The mantra of modern financial economics is that market participants with real money at risk make the smartest decisions. This is what, as much as their own hired econometric model experts, gave credit rating agencies comfort. If mortgage finance companies or investment banks had been balking, while S&P theoretical models were showing investments to be safe, S&P management would have been worried. But, that didn't happen.

While modern financial economics is and the Wall Street professionals who use it are very good at explaining short term microeconomic behavior, modern financial economics is still half baked when it tries to get a handle on macroeconomic cyclic patterns and systemic risk.
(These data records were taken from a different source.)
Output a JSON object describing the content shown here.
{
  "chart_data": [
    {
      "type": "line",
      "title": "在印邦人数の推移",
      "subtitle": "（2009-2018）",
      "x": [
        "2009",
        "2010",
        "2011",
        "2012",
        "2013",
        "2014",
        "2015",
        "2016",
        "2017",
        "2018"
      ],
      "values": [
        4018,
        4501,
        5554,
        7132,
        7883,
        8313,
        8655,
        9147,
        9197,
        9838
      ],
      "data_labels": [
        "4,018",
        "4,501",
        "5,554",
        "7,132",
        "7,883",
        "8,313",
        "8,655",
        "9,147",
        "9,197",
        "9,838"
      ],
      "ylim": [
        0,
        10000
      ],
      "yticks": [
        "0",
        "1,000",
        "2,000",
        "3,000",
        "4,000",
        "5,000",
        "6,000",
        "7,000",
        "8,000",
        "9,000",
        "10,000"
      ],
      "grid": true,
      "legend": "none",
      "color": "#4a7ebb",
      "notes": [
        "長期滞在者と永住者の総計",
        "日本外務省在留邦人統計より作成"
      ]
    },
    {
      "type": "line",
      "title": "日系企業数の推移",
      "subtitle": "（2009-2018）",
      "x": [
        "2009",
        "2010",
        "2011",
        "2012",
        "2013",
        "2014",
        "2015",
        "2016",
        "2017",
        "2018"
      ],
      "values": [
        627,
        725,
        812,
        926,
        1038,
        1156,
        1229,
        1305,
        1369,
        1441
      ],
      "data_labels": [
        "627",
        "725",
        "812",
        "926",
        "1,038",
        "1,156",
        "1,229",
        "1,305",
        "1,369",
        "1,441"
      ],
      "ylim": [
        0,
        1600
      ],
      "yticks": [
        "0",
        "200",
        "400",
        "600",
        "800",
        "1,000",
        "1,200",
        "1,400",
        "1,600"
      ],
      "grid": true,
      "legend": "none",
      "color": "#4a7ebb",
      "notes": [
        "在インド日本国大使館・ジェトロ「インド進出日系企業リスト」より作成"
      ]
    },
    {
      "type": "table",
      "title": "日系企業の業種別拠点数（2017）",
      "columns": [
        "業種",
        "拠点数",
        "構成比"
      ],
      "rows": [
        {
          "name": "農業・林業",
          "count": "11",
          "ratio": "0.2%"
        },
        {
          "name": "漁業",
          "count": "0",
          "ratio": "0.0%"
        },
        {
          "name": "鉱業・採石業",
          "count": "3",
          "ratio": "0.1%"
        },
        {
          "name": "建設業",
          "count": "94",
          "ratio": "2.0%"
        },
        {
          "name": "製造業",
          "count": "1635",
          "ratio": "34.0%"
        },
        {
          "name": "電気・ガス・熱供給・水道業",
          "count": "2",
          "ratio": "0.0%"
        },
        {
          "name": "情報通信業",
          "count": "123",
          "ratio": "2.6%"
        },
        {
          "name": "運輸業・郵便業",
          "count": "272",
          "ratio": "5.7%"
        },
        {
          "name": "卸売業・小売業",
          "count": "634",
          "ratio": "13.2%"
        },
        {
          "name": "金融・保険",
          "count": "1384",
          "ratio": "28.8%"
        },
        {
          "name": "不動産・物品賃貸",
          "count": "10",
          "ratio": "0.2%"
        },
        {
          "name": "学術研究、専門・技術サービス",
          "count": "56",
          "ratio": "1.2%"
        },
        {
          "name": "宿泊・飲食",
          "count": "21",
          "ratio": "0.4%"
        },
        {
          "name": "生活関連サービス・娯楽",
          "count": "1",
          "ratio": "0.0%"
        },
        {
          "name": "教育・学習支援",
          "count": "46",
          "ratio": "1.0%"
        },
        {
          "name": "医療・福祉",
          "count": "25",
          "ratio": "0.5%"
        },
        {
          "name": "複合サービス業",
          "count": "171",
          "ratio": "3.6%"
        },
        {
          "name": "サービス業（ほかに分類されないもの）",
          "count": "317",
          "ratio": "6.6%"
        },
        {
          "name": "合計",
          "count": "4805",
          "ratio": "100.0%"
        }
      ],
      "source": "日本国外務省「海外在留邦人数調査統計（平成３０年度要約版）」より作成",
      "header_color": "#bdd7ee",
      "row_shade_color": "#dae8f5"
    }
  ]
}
In hindsight, we know that both the S&P theoretical models, and the theoretically smart money in mortgage finance companies and investment banks, both got it wrong. Whole industries got it wrong. Almost every mortgage finance company or other financial institution (including the most exposed banks and thrifts) seriously exposed to the subprime and Alt-A mortgage market went out of business. Every major free standing investment bank in the United States ceased to be a free standing investment bank. AIG has escaped bankruptcy almost exclusively because the federal government bailed it out. The less regulated investor owned part of the market failed.
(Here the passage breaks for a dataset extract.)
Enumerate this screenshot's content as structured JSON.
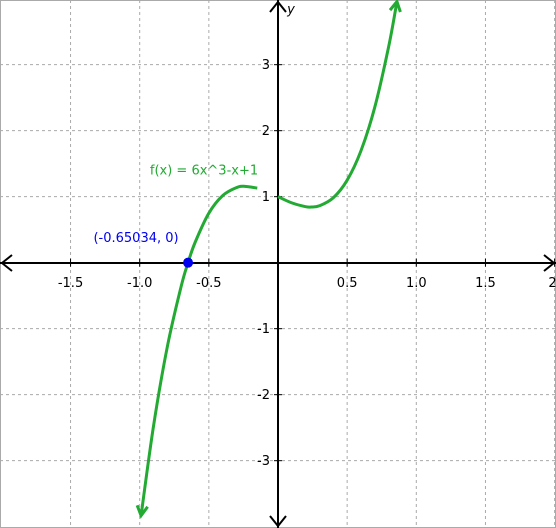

Not everyone got it wrong. Commercial banks, thrifts and credit unions overwhelmingly stayed out of the subprime and Alt-A markets. Vanguard stopped investing in mortgage backed securities when it couldn't get straight answers. The private mortgage insurance industry set aside reasonable reserves and made better underwriting decisions. Notably, institutions that had FDIC type regulation, effective state insurance regulation (which has reserve requirements for insurance products that must be backed by solid actuarial evidence), or consumer ownership (which reduces the incentive to take excessive risks) had very low rates of failure in this financial crisis, while institutions that took risks with other people's money had very high rates of failure in this financial crisis. The problem was not that no one could predict that trouble was on the horizon, but that not enough of the right people had enough of an incentive to avoid those risks. This strongly suggests that ownership or regulatory incentives to avoid excessive leverage and risk are the key elements of any regime that wants to avoid systemic risk.

1 comment:

Michael Malak said...

While the root cause of the housing bubble is the Federal Reserve's printing of money, the two immediate causes that the credit rating agencies were not aware of (and maybe or maybe not should have been -- separate discussion) are:

1. Fraud. The credit rating agencies took lending institutions' representation at face value, who in turn took borrowers' representations at face value. The institutions were the ones more directly perpetrating the fraud than the credit agencies, but when all institutions are doing the same thing, that is a systemic problem. Is it fair to fault credit rating agencies for failing to control an entire financial system? Probably not. Some immediately gravitate toward increased governmental oversight to fix systemic problems. Others such as myself fault government for system problems. In this case, it is the Federal Reserve, specifically, and fractional reserve banking in general, which should be treated as fraud rather than as codified in law as expected banking practice.

2. 10-year look-back. Wired ran an article a while back that Wall Street economic models kept predicting housing would continue to increase -- because they were using models that had only a 10-year look-back period. They should have had a 100-year look-back period. Here, the credit rating agencies are more at fault than in the case of mortgage fraud described above. The credit rating agencies should have analyzed the financial institutions models for veracity before oondoning the practice with high credit ratings.